Lady Emily and Colin are in Venice to solve a murder for Emily’s long-time enemy Emma Barozzi. Lady Emily and Emma have despised each other since they were six years old and Emma destroyed one of Emily’s precious dolls and lied and said that Emily had done so. As the two grew older Emma continued to torment Emily, and even make plays for men who were interested in Emily. The only reason the active animosity ended was that Emma eloped with an Italian count and moved to Venice. Despite their differences, when Emma’s father-in-law is murdered and her husband disappears immediately after, Emma contacts Emily and Colin for assistance and the two travel to Venice. While this may sound odd, Colin is an agent of the Crown with a reputation of being able to solve any investigation.

Lady Emily and Colin quickly discover that Emma’s father-in-law, the senior Barozzi, was clutching a ring in his hand when found, inscribed with the words “Love conquers all.” As Colin investigates such mundane details as the finances of the Barozzi family, Emily becomes caught up in the story of the ring.

Each chapter begins with a portion of a parallel story set in Renaissance Venice in 1489 featuring Besina Barozzi and Nicolo Vendelin, whose families were involved in a longtime feud, but fell in love at first sight at a party. I have problems with love-at-first-sight stories, but in the Renaissance setting, this completely worked.

In addition to two intriguing mysteries, the author excels in bringing settings to life. As Emily travels through canals, dark alleys, and sparkling homes, Venice becomes real, almost a character in the book. I could see what Emily was seeing, feel what she was feeling.

I adore both Emily and Colin. Emily is a strong, intelligent woman, who uses her brains and research skills to solve a centuries-old mystery. And Colin? Gorgeous, intelligent, and completely in love with Emily. While this is a mystery, over the course of the series so far Emily and Colin meet, fall in love, and eventually marry. Two years after their marriage, they’re still much in love. In the opening pages, Emily thinks of Colin, “We’d been married just over two years, and Colin Hargreaves still took my breath away every time I looked at his preternaturally handsome face.” For good parts of this book Emily and Colin are apart as they each pursue their separate investigations. But there’s never any doubt that they’re completely in love.

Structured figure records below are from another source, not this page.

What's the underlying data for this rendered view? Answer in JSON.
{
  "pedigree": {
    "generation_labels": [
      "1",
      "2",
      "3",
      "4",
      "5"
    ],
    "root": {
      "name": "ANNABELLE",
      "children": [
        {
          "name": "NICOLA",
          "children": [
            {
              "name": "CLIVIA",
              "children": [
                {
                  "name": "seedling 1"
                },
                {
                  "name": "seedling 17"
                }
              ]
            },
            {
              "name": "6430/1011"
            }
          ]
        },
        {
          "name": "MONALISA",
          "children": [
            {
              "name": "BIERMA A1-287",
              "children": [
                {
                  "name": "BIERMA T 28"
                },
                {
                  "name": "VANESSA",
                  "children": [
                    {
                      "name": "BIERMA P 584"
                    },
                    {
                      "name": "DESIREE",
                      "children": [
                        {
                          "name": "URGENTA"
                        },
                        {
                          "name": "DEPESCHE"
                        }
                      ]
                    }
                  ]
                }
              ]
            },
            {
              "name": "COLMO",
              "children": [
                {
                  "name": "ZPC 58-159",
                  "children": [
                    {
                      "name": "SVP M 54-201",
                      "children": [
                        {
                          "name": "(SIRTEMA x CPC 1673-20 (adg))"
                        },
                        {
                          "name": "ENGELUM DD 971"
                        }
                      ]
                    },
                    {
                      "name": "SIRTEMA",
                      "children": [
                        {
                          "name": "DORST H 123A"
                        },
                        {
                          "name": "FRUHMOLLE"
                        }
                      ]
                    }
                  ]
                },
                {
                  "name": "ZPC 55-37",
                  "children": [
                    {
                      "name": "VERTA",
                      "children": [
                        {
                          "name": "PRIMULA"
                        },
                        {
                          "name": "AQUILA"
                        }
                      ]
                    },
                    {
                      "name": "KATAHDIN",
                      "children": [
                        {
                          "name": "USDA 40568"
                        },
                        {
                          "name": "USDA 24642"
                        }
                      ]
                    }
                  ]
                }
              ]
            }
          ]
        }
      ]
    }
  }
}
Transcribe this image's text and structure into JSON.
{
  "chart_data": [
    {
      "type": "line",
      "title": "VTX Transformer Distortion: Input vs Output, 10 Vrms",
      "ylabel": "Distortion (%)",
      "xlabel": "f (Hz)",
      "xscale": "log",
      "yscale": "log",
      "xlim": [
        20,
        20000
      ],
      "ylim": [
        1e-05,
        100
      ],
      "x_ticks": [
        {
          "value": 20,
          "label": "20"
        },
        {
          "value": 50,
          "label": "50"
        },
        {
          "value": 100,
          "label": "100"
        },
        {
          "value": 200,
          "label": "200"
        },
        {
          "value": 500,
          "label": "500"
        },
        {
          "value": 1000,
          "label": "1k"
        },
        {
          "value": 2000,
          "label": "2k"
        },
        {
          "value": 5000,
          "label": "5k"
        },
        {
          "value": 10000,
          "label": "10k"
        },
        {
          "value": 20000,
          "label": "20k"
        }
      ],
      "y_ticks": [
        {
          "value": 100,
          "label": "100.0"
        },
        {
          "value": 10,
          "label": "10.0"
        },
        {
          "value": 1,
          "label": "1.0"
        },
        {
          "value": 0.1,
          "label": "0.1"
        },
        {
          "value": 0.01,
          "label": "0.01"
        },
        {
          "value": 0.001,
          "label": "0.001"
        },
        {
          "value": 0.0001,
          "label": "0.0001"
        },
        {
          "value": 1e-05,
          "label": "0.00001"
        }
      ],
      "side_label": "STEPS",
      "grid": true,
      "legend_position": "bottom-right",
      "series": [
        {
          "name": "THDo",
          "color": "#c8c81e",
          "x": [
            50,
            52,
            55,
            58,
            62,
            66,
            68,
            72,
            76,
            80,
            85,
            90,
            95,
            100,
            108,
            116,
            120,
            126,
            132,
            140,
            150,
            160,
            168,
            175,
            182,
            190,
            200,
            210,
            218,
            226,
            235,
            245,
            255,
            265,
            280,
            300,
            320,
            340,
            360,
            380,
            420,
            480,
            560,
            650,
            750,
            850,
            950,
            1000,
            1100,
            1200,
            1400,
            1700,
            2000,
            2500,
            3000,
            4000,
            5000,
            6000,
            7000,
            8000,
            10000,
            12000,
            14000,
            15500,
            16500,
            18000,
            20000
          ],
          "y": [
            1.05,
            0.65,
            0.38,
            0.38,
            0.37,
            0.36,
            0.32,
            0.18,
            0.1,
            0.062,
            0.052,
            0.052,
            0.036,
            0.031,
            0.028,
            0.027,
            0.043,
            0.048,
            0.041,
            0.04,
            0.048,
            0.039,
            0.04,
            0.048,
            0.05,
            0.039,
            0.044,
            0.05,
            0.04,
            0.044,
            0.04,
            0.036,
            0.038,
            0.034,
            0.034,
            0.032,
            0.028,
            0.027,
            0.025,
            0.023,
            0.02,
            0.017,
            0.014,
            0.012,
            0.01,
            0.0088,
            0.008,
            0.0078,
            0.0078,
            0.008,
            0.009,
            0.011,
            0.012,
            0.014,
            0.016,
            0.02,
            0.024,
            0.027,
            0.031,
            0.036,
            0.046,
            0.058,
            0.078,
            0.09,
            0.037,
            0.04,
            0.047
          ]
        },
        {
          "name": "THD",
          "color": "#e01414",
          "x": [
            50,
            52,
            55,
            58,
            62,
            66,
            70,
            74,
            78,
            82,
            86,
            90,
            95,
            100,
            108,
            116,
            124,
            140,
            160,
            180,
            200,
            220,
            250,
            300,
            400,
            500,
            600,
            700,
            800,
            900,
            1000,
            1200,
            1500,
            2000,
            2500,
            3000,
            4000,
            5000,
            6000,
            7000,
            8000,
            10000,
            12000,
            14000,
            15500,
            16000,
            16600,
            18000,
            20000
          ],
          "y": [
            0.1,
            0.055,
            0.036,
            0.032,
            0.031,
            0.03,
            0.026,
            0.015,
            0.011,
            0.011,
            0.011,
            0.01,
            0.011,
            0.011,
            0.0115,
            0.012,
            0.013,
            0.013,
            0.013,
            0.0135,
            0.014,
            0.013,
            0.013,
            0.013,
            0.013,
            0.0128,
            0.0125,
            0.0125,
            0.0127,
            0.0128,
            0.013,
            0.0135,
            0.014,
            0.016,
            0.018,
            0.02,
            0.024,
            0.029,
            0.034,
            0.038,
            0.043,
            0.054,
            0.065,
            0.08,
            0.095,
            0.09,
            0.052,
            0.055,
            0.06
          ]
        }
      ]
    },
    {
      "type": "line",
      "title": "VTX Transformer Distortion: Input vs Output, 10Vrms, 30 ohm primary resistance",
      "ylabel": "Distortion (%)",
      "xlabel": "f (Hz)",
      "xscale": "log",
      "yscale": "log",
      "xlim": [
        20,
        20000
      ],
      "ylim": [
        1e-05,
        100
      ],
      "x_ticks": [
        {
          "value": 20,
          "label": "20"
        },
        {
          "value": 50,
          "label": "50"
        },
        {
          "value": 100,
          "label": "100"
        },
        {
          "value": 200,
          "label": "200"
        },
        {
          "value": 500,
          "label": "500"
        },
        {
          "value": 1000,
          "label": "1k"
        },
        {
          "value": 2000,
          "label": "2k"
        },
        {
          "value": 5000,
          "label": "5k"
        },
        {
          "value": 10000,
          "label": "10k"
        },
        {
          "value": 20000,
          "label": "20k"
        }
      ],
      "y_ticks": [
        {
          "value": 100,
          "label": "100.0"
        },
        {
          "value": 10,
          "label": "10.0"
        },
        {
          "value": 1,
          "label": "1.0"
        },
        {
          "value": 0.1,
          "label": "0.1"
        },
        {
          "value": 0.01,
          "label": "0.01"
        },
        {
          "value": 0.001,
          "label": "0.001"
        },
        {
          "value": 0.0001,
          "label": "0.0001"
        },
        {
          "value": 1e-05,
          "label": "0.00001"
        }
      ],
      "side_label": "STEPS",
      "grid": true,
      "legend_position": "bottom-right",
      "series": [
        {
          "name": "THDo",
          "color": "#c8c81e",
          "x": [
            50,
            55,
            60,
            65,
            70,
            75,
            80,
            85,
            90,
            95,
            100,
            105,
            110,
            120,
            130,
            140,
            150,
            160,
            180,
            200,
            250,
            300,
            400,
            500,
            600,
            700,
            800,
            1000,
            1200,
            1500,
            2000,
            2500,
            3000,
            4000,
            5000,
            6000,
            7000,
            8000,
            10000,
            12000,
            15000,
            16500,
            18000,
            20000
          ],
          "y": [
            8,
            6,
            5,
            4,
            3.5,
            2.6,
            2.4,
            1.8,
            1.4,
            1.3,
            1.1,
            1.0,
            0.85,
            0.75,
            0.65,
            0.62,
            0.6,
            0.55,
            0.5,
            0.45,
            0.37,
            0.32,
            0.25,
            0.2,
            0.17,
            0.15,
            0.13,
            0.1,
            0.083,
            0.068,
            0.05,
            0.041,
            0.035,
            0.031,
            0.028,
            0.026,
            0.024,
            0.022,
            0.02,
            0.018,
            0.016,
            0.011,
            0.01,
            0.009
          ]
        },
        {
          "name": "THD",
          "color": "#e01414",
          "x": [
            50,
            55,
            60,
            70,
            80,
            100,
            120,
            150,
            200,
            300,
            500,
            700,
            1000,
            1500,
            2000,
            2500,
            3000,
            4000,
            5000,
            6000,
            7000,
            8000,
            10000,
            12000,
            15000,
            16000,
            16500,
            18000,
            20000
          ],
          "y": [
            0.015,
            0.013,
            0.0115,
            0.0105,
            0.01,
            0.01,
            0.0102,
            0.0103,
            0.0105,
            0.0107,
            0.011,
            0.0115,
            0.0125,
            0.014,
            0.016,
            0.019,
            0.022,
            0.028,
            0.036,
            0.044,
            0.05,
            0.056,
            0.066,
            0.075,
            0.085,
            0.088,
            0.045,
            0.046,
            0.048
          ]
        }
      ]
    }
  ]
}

I don’t reread a lot of mysteries, but I will probably reread at least parts of this again. The Victorian-era mystery was rather complicated, and I would like to see if early passages foreshadow any of what happened. And the ending? Just lovely.

I haven’t disliked any of the books in the series, but this definitely stands as one of my favorites along with the first (And Only to Deceive) and the third (A Fatal Waltz). While I love this book, I would strongly suggest that new readers start back at the beginning to see the growth of Emily, and her relationship with Colin, over time. As for me, I can hardly wait for the next Lady Emily mystery to come out next fall.